Never put secrets (passwords, API keys, private keys) directly in IaC files. They get committed to Git history forever and are trivial to leak. Use a secrets tool such as Ansible Vault, HashiCorp Vault, or your cloud’s secrets manager, and reference the secret rather than pasting it.
When to use IaC (and when not to)
Use IaC when you have more than one server, when a team shares the infrastructure, when you must rebuild reliably after a failure, or when changes need review and an audit trail.
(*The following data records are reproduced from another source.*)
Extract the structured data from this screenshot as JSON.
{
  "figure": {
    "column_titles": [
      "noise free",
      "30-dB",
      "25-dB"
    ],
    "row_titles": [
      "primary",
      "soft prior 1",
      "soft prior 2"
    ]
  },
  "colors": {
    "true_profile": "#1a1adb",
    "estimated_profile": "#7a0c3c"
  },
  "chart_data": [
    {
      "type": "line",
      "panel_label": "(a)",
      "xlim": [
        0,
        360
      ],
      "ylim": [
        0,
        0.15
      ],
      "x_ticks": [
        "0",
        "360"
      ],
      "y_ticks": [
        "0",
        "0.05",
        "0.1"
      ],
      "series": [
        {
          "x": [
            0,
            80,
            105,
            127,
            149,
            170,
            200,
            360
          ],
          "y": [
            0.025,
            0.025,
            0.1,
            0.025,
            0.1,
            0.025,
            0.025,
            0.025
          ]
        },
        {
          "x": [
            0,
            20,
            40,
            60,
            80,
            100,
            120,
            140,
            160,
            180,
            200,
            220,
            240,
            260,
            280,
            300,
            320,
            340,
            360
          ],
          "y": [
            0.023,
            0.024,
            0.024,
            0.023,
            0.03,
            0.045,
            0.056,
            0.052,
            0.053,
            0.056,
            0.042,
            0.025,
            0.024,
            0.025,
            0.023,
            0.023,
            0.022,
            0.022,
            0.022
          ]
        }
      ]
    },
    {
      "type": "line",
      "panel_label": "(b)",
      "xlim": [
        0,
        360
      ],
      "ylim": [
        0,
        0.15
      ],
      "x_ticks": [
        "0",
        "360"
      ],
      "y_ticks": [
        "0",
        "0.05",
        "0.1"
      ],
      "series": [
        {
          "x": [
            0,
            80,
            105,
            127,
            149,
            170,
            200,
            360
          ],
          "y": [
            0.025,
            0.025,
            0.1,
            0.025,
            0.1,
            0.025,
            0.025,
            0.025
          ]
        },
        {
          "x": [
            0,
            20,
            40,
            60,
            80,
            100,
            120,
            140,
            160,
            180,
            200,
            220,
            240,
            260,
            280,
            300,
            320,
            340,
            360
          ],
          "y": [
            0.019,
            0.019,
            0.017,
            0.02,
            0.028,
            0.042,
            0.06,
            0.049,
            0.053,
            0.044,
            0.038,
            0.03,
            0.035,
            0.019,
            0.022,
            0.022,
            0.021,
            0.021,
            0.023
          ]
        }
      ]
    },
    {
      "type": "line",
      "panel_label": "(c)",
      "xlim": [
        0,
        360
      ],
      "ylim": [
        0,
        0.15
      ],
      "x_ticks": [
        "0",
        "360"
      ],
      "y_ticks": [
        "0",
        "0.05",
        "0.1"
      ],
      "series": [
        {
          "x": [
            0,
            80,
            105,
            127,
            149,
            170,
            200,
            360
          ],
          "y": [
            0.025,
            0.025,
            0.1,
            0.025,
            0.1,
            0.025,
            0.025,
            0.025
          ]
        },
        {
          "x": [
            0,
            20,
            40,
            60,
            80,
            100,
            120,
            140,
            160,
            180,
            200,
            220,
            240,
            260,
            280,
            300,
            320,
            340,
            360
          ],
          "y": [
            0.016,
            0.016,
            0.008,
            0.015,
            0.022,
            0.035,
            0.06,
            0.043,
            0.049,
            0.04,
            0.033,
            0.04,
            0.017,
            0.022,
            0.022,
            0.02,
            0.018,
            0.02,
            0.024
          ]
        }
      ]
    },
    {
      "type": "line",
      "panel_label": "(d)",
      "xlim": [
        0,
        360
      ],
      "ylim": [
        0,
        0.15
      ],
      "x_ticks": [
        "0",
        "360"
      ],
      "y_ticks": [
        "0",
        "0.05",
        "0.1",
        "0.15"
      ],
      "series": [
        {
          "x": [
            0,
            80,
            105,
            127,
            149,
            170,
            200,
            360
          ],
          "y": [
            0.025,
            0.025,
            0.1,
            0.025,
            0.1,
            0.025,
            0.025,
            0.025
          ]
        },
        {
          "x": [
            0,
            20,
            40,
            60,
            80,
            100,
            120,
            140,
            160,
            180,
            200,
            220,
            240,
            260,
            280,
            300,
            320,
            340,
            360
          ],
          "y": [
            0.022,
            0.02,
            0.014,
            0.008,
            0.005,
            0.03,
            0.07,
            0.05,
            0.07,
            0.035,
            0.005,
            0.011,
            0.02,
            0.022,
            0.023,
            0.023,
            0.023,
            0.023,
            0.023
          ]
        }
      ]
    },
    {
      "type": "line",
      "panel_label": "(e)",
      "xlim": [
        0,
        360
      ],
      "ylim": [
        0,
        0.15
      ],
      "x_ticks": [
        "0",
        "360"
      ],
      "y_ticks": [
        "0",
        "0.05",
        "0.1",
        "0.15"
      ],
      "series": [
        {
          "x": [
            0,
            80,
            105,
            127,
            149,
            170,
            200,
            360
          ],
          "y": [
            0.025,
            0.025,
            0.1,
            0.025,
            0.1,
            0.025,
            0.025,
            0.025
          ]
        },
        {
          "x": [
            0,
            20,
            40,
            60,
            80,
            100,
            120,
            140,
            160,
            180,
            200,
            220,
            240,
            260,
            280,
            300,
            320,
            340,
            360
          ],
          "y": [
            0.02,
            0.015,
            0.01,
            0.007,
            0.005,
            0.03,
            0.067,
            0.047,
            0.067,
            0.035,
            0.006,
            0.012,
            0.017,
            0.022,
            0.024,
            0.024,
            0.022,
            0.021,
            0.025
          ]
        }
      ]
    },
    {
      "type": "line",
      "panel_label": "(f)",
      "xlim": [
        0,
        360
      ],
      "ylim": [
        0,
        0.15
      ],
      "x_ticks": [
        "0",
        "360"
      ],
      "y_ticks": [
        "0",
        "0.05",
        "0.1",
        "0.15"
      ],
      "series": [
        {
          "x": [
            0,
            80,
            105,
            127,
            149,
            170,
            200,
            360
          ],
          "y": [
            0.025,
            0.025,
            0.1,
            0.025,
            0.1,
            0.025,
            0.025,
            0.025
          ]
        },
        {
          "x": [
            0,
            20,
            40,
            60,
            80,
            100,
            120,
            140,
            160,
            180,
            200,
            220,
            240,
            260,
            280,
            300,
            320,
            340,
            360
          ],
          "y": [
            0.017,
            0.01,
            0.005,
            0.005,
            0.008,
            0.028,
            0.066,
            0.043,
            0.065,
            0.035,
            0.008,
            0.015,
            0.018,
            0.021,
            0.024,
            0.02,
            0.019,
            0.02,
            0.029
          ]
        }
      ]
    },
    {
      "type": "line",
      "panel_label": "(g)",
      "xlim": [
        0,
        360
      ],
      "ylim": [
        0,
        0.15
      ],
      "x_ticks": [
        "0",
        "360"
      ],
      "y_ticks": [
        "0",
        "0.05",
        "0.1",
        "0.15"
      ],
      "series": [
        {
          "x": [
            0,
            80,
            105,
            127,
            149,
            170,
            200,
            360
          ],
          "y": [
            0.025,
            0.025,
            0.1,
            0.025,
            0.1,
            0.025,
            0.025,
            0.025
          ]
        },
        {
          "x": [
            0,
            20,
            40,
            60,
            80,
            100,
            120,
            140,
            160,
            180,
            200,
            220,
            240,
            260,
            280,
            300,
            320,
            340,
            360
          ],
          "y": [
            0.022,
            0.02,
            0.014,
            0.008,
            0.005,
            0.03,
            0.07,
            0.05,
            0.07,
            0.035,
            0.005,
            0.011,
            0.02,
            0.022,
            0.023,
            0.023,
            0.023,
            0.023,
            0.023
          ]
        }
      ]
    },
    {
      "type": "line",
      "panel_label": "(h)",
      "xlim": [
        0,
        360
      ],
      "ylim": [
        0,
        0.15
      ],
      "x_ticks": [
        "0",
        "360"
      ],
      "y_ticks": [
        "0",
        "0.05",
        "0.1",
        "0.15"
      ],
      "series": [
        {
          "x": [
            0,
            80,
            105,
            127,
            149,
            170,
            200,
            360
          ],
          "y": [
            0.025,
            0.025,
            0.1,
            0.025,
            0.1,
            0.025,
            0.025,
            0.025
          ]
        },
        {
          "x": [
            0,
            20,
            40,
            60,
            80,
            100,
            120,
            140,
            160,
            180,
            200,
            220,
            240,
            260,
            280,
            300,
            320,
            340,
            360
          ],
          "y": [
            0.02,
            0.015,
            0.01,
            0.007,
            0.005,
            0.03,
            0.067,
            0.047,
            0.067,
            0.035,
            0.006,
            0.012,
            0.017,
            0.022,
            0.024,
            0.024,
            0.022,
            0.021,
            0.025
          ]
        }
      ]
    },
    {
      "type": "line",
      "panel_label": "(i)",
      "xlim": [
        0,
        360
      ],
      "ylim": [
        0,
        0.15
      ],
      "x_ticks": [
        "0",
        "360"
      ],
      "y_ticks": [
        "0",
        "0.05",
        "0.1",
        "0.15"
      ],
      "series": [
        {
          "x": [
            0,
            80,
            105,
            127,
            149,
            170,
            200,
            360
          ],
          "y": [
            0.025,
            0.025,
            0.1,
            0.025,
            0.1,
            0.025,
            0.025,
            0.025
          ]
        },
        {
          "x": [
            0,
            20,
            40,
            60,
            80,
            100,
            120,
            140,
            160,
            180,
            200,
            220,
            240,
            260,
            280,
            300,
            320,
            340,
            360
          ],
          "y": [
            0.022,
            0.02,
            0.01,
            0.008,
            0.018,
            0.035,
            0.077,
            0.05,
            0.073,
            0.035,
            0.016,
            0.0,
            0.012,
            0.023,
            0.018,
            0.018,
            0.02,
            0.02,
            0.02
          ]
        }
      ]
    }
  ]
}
That is almost every real production system.
You can skip it for a throwaway experiment on a single box you will delete tomorrow, or while you are still learning a tool by hand for the first time. Even then, writing down the commands in a script is a cheap first step toward full IaC.
Best practices
- Keep all IaC files in Git, and make every change through a reviewed pull request rather than editing live servers.
- Treat servers as cattle, not pets — rebuild them from code instead of hand-fixing them, so no snowflakes form.
- Store secrets in a dedicated secrets manager, never in the repository.
- Run your IaC the same way in every environment (dev, staging, production) so behaviour stays consistent.
- Pin tool and provider versions so a surprise upgrade does not change your infrastructure unexpectedly.
- Use provisioning tools (Terraform) to build resources and configuration tools (Ansible) to set them up, and let each do its own job.